Bullions Tips - Gold futures surged by more than 1 per cent in the domestic market on Wednesday as investors and speculators booked fresh positions in the precious metal tracking a bullish trend in the overseas market after data showed that China’s imports of the bullion soared to the highest level in more than two years in December 2015, up by 67 per cent from November, signaling strong demand for the yellow metal in the world’s biggest gold consuming nation.
Further, the yellow metal continued to benefit from robust safe haven inflows as a slump in US equities amidst continued worries over a possible hard landing in China’s economy prompted investors to shun risky assets and seek shelter in the safety of the bullion.

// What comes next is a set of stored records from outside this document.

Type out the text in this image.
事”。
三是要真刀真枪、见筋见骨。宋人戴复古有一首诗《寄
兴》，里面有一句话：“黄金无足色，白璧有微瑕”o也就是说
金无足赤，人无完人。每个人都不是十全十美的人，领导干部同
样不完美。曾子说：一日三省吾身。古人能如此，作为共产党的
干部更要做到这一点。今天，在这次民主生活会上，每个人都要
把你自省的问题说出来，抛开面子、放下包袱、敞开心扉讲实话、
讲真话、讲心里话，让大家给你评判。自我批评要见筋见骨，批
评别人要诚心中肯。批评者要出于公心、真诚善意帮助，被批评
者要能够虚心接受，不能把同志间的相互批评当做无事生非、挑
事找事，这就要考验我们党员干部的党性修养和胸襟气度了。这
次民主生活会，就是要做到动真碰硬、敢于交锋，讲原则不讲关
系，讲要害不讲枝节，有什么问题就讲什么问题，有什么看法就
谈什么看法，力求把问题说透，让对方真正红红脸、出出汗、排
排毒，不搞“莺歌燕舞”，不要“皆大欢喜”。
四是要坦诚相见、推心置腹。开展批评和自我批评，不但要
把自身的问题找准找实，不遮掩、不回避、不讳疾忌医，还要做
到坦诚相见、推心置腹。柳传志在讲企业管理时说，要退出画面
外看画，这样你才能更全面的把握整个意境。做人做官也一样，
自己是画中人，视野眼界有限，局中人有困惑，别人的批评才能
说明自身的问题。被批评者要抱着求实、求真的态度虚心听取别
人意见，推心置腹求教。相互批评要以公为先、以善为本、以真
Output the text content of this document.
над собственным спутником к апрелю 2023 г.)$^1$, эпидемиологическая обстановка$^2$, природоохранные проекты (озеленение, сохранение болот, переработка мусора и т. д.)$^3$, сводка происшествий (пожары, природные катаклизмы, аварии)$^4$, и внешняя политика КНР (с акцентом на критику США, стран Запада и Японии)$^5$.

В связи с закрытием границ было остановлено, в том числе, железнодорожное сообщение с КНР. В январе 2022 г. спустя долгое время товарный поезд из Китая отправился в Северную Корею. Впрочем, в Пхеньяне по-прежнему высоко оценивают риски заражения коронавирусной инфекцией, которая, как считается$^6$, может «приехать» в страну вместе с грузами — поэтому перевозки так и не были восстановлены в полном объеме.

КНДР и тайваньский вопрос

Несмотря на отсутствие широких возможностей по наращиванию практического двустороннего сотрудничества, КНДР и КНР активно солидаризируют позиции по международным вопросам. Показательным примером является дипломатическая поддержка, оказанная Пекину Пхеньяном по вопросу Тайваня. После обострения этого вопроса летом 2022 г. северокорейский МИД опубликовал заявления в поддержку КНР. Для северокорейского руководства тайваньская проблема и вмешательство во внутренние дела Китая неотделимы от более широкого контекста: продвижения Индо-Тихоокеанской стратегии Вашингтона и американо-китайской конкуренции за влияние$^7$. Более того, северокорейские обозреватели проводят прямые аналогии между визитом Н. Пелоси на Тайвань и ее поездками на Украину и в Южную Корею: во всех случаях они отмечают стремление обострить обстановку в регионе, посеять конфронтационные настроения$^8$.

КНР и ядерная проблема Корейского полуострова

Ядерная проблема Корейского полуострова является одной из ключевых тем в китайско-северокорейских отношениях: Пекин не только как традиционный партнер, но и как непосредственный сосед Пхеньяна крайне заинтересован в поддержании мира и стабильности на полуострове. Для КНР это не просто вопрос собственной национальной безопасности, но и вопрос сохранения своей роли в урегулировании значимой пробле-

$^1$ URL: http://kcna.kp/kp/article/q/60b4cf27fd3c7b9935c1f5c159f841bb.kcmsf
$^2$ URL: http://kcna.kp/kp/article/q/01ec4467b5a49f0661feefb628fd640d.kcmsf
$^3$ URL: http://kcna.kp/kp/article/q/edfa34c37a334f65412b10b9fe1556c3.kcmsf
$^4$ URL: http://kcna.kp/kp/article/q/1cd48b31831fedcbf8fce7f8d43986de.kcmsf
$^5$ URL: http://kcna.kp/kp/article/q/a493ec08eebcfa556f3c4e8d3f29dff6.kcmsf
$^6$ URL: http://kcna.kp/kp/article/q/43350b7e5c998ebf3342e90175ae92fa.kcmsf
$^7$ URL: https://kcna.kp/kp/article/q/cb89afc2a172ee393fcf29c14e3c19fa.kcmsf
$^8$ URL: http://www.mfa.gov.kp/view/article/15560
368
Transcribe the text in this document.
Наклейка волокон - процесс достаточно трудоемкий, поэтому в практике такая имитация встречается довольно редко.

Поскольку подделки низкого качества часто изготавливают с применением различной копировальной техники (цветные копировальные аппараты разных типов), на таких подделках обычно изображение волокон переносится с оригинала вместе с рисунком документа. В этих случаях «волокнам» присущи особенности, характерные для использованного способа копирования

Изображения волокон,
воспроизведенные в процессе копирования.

Gold may extend gains today after the US Federal Reserve left interest rates unchanged on Wednesday, whilst signaling that it will continue to undertake a gradual approach in tightening borrowing costs further in the world’s biggest economy amidst heightened global headwinds, bolstering the lure for gold as a store of value. Fed policymakers are closely watching international developments and their possible impact on US economic outlook.
At the MCX, Gold futures for February 2016 contract closed at Rs 26,749 per 10 gram, up by 1.37 per cent after opening at Rs 26,450, against the previous closing price of Rs 26,387. It touched the intra-day high of Rs 26,809.